The biggest drawback of ‘Bhool Bhulaiyaa 2’ is in its writing. Farhad Samji and Aakash Kaushik have come up with a very lackadaisical story and added some completely unnecessary punchlines and dialogues to it. It’s 2022 after all, and as an audience, it would be criminal to be continuing to laugh at sexist and fat-shaming jokes. The writers tried hard to create the slapstick comedy era of the late 2000s but failed miserably in the pursuit. Take this: the youngest daughter of the family (Advani) has reportedly passed away in a bus accident somewhere in the snowy mountains of north India, and no one – absolutely no one – from the entire extended family residing in Rajasthan decides to go up there and at least have a look at the dead body or do some investigation around the death. There are many such instances which will make the audiences scratch their heads off thinking about how or why did this happen.
Anees Bazmee lives up to his name and comes up with yet another keep-your-brains-at-home comedy. To add to it, there is hardly anything horror in the film baring a couple of jump-scare sequences. The first film was a psychological thriller whereas Bazmee’s attempt to turn that into a horror-comedy is just too half baked.
In a horror film, a lot of low angle shots and low angle lighting is used in order to create the necessary effect onscreen. Cinematographer Manu Anand has simply overdone it here.
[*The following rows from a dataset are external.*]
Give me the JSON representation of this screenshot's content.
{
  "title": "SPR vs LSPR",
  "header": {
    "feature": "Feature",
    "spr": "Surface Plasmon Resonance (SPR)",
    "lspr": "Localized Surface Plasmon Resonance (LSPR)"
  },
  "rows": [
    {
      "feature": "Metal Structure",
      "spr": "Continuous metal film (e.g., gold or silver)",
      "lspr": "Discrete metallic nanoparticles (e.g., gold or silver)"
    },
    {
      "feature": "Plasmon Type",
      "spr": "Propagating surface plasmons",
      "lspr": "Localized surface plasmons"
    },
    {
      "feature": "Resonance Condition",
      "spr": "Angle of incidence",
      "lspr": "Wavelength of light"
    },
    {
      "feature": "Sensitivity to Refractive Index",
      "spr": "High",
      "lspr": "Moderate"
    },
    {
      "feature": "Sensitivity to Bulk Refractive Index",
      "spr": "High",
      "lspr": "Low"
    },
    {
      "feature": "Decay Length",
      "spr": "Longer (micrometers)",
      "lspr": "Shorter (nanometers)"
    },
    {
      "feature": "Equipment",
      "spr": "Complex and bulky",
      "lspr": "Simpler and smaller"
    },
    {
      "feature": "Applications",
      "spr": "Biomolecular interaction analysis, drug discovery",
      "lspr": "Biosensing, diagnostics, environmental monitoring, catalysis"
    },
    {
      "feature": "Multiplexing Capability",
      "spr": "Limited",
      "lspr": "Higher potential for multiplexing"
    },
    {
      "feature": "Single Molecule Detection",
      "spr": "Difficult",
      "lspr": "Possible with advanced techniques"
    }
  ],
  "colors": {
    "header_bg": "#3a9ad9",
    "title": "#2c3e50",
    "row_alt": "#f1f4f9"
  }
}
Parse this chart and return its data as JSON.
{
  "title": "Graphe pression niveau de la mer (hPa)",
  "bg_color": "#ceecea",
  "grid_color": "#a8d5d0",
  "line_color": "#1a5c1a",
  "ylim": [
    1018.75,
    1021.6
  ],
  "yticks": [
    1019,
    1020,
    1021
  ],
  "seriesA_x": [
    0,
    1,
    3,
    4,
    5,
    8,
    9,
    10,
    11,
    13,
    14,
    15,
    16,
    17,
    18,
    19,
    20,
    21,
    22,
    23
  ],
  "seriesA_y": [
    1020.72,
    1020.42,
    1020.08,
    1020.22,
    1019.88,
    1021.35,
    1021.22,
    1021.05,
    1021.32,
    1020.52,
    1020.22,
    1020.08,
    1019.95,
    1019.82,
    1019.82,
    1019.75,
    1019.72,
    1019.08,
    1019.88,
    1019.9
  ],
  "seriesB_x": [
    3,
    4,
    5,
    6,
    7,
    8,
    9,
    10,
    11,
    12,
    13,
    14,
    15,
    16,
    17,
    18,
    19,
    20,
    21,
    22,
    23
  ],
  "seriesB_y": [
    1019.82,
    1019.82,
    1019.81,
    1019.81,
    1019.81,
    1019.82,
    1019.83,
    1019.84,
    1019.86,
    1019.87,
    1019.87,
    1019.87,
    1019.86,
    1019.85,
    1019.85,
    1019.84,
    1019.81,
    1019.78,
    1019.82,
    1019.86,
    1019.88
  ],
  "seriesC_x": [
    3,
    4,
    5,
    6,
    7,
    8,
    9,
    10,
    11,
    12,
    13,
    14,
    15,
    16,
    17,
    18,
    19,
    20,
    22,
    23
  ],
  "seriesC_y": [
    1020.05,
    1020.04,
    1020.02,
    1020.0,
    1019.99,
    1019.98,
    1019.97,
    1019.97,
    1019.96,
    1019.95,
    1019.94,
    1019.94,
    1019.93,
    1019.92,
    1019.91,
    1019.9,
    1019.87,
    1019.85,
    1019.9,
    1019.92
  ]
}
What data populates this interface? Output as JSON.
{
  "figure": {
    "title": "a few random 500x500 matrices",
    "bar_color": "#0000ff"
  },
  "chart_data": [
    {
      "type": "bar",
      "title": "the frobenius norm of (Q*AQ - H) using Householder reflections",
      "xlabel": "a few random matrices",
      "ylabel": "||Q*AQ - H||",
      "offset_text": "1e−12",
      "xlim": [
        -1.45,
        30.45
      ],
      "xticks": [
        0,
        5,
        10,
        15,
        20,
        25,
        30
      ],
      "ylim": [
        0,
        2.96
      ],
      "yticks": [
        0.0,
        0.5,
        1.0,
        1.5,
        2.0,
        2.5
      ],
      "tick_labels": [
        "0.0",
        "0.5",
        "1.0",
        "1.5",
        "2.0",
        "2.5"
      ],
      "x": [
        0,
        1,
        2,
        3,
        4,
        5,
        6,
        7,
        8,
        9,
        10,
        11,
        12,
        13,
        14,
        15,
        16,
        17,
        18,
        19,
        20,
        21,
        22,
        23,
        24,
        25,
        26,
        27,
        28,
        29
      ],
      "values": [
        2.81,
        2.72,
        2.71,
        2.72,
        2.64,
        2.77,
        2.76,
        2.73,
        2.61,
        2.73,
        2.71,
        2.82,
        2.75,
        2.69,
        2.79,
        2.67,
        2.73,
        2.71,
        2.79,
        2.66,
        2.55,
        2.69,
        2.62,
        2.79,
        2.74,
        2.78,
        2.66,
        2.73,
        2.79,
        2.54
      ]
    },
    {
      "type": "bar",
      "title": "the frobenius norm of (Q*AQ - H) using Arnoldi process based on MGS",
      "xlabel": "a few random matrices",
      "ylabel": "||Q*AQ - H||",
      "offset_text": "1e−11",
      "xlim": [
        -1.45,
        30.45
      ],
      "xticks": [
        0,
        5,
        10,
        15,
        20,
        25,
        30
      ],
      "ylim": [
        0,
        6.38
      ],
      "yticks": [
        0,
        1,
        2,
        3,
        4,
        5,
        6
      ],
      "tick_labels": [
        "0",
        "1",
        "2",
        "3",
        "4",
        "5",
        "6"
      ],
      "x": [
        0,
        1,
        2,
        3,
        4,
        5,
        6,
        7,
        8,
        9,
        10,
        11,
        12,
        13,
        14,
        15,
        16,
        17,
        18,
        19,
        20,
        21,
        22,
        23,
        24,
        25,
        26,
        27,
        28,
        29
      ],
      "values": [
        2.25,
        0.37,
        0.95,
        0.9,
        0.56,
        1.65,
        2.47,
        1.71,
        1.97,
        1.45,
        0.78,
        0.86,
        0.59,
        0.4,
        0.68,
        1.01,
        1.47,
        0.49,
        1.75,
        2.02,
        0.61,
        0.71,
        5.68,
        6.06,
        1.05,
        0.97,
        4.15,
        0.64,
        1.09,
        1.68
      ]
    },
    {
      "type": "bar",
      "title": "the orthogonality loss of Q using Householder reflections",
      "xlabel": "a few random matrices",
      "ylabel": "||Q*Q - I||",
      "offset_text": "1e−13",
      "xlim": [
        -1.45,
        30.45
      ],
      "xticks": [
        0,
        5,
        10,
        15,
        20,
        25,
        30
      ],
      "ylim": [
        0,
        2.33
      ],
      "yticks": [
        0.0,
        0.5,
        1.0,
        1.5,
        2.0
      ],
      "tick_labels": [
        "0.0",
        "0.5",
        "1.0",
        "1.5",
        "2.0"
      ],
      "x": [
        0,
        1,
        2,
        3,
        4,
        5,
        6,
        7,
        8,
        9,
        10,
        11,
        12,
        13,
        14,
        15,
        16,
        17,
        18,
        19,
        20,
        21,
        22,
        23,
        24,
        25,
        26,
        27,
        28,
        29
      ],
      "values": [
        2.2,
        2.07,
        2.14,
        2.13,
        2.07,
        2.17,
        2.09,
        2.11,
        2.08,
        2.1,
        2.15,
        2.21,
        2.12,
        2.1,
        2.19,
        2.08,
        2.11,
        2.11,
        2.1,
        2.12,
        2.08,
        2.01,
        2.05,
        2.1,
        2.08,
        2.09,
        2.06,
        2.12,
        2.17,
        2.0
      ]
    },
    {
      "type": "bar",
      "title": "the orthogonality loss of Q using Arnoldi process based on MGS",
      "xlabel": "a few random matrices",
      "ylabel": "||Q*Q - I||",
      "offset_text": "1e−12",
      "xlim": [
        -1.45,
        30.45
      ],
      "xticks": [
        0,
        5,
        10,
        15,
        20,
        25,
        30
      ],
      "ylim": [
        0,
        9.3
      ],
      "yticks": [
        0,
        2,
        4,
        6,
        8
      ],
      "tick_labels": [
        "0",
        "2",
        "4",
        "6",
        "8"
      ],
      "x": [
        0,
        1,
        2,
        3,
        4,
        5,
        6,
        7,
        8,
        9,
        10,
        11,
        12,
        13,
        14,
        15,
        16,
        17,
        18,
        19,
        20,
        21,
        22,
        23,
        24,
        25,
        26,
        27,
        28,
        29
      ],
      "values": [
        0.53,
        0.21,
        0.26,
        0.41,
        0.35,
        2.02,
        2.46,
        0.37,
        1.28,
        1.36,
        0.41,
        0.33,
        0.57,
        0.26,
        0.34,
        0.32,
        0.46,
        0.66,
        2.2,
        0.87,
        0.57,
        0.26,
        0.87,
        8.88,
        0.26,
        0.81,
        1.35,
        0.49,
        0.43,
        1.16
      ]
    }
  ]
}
In some places, it comes out as utterly unnecessary. As far as Bunty Nagi’s editing goes, the entire sequence of Sanjay Mishra, Ashwini Kalsekar and Rajpal Yadav was so bad that it could have been totally chopped out of the film, maybe saving around 20 minutes of run time that could have been used to get in some more horrors and thrills.
Excepting a rejigged version of ‘Mere Dholna’ from the first ‘Bhool Bhulaiyaa’ film, none of the songs in ‘Bhool Bhulaiyaa 2’ are memorable enough to even use them while playing antakshari. Songs composed by Pritam like ‘Hum Nashe Mein Toh Nahin’ and ‘De Taali’ are totally mood-killers.
Even though the first ‘Bhool Bhulaiyaa’ had its fair share of criticism for casting Akshay Kumar in the lead, it still managed to be entertaining. It did give the comedy more preference than the psychological thriller and Kumar led that part of the film very well. However, in ‘Bhool Bhulaiyaa 2’, promising to be a horror-comedy, there is barely any horror and hardly any comedy. Yes, the comedy punches are definitely horrific! As far as the movie goes, Totally Avoid. I am going with 1.5 stars more so for just Tabu’s fantastic screen presence.